Große Vorratsgläser mit insgesamt 6.000 bunten Kaugummi-Kugeln stellte er auf einen Tisch und demonstrierte damit die Gründe und die Notwendigkeit, sich beispielsweise in Afrika für die duale Berufsausbildung nach deutschem Vorbild einzusetzen, denn 6.000 Kaugummis stehen für die Erdbevölkerung von 6 Milliarden Menschen. Eine Kugel wanderte dann in ein Wasserglas. „Das ist die Anzahl der Menschen, nämlich 1 Millionen, die 2015 als Flüchtlinge nach Deutschland kamen“, erläuterte Tischner. Diese eine Kugel nahm im „deutschen Glas“ nicht viel Platz ein und schuf auch im „Afrika-Glas“ nicht erkennbar mehr Platz. „Doch es gibt in den Staaten der dritten Welt ja viel mehr Menschen, die sich nach etwas Wohlstand und Sicherheit sehnen, und durch das Internet wissen sie auch, dass es Länder gibt, wo es so etwas gibt. Damit das ‚Europa‘-Glas nicht zum Überlaufen gebracht wird, „müssen wir den Menschen in ihrer Heimat einen Grund geben, zu bleiben, und dies gelingt am besten mit Bildung, die Zukunftsperspektiven schafft“, so Frank Tischner.

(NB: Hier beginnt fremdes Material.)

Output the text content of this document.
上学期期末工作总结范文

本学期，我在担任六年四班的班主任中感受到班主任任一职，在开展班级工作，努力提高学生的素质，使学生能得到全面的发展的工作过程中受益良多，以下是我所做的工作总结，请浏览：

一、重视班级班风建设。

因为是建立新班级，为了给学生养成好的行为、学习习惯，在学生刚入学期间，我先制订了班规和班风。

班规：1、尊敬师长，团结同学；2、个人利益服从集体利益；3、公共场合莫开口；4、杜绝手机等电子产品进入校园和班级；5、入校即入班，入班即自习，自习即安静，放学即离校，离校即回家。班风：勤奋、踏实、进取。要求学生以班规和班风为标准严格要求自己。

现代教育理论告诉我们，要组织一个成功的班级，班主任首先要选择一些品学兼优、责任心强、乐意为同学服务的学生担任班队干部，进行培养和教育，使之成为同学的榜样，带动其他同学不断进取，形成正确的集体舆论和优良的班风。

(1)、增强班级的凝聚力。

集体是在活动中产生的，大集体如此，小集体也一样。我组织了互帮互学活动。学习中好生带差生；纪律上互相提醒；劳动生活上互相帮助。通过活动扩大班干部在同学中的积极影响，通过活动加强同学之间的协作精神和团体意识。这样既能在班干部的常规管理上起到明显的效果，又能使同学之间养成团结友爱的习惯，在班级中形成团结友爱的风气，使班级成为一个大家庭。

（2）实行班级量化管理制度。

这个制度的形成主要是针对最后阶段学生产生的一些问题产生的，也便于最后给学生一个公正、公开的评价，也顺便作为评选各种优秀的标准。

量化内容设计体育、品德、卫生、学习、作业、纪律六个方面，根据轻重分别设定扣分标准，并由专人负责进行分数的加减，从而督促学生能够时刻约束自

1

Seit 2015 ist die Kreishandwerkerschaft Steinfurt-Warendorf mit einer vom Bundesministerium für wirtschaftliche Zusammenarbeit und Entwicklung (BMZ) geförderten Berufsbildungspartnerschaft in Südafrika aktiv. „Unsere Stärke ist, dass die KH als Wirtschafts- und Arbeitgeberverband gleich gute Kontakte zu den dortigen Unternehmen knüpfen konnte, denen eine betriebliche Ausbildung, so wie wir sie kennen, fremd war. Die duale Ausbildung aus Deutschland ist im Ausland zwar schon lange Thema, allerdings wurde sie früher komplett verschult übernommen. Wir haben es mit Einsatz unserer Projekt- und Bildungsexperten geschafft, die duale Ausbildung direkt in die Betriebe zu bringen. Mittlerweile gilt die Kreishandwerkerschaft Steinfurt-Warendorf als erfahrener Partner in Sachen Berufsbildung. Eine weitere Berufsbildungspartnerschaft in Mosambik und Projekte, wie die Einführung einer Imagekampagne für die handwerkliche Ausbildung in Jordanien, sind hinzugekommen. „In Südafrika“, berichtet Tischner amüsiert, aber auch stolz, „wird das Wort Kreishandwerkerschaft schon als Synonym für das deutsche Modell der Berufsbildung verwandt.“

Engagement für die, die Hilfe brauchen: Sylvia Oertker, Vorsitzende des Vereins „Aktion Kleiner Prinz“, und KH-Hauptgeschäftsführer Frank Tischner mit Berufsbildungspartnerschaften in Afrika.